Entra Creonte e dice che venga condotta alla sua prossima tomba. Antigone dichiara che ultima della sua stirpe scende nell'Ade,ma almeno spera di fare cosa gradita a padre,madre e fratelli. Infatti il legame che la lega ai parenti,in particolare a Polinice, è superiore di quello che la legherebbe a un marito,il quale può essere sostituito. Come detto precedentemente,il solo ruolo della donna all'epoca era quello di mandare avanti la casa, accontentare i bisogni del marito e fare figli.Antigone invece qui considera il marito una figura inferiore a quelle di sangue,quasi inutile.Strana affermazione sicuramente per una donna,per cui egli era il tutore e il padrone,quindi il centro della vita femminile.L'ultima invocazione è alla città di Tebe e ai suoi cittadini.

Nel quinto episodio Creonte si scontra con Tiresia,il vaticinante, che prova con ogni mezzo a convincere Creonte a risparmiare la fanciulla se non vuole ritorsioni.Creonte,dopo averlo accusato di corruzione, alla fine si lascia persuadere e corre a liberare la ragazza.
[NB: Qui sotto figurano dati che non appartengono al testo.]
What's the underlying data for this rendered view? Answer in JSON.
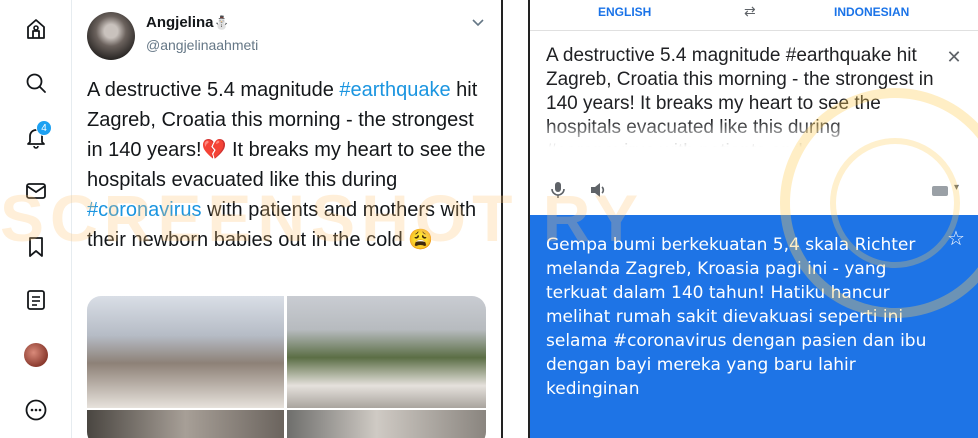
{
  "twitter": {
    "nav": [
      "home-icon",
      "explore-icon",
      "notifications-icon",
      "messages-icon",
      "bookmarks-icon",
      "lists-icon",
      "profile-avatar",
      "more-icon"
    ],
    "notification_count": "4",
    "tweet": {
      "name": "Angjelina",
      "name_emoji": "⛄",
      "handle": "@angjelinaahmeti",
      "text_parts": {
        "p1": "A destructive 5.4 magnitude ",
        "hashtag1": "#earthquake",
        "p2": " hit Zagreb, Croatia this morning - the strongest in 140 years!",
        "emoji1": "💔",
        "p3": " It breaks my heart to see the hospitals evacuated like this during ",
        "hashtag2": "#coronavirus",
        "p4": " with patients and mothers with their newborn babies out in the cold ",
        "emoji2": "😩"
      }
    }
  },
  "watermark": "SCREENSHOT RY",
  "translate": {
    "source_lang": "ENGLISH",
    "target_lang": "INDONESIAN",
    "swap_symbol": "⇄",
    "source_text": "A destructive 5.4 magnitude #earthquake hit Zagreb, Croatia this morning - the strongest in 140 years! It breaks my heart to see the hospitals evacuated like this during #coronavirus with patients and",
    "clear_symbol": "✕",
    "output_text": "Gempa bumi berkekuatan 5,4 skala Richter melanda Zagreb, Kroasia pagi ini - yang terkuat dalam 140 tahun! Hatiku hancur melihat rumah sakit dievakuasi seperti ini selama #coronavirus dengan pasien dan ibu dengan bayi mereka yang baru lahir kedinginan",
    "star_symbol": "☆",
    "accent_color": "#1e74e6"
  }
}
Nell'epilogo un nunzio arriva a riferire che non solo Antigone non è stata salvata,ma che anzi,insieme a lei, si è ucciso lo stesso Emone. La regina Euridice,moglie di Creonte,avendo udito la notizia,si uccide e un secondo nunzio lo riferisce a Creonte,che,preso dal dolore,desidera morire egli stesso.

L'Antigone riprende una delle tematiche dell'Aiace, la liceità di seppellire o meno il nemico ucciso. All'inizio della vicenda lo spartiacque è il bando di Creonte,ma con lo sviluppo diventa Antigone stessa.Infatti gli altri personaggi sono giudicati in base al modo in cui si pongono verso di lei. La società che Sofocle vuole rappresentare è quella di Pericle,dove prendono piede nuovi visioni del mondo che rendono vana la tradizione religiosa passata.Il bando di Creonte all'inizio è giusto, ma inizia a perdere vigore quando lui persiste duramente nel suo proposito,fissando in idee strette il bene e il male. Il diritto attico del V secolo negava la sepoltura ai traditori,permettendo però ai familiari di seppellirle a terra straniera. La vita di Antigone è invece trascorsa nella disgrazia più nera. La sua idea è che la legge della giustizia è eterna e che essa è considerata follia.Sia Creonte sia il Coro la ritengono pazza.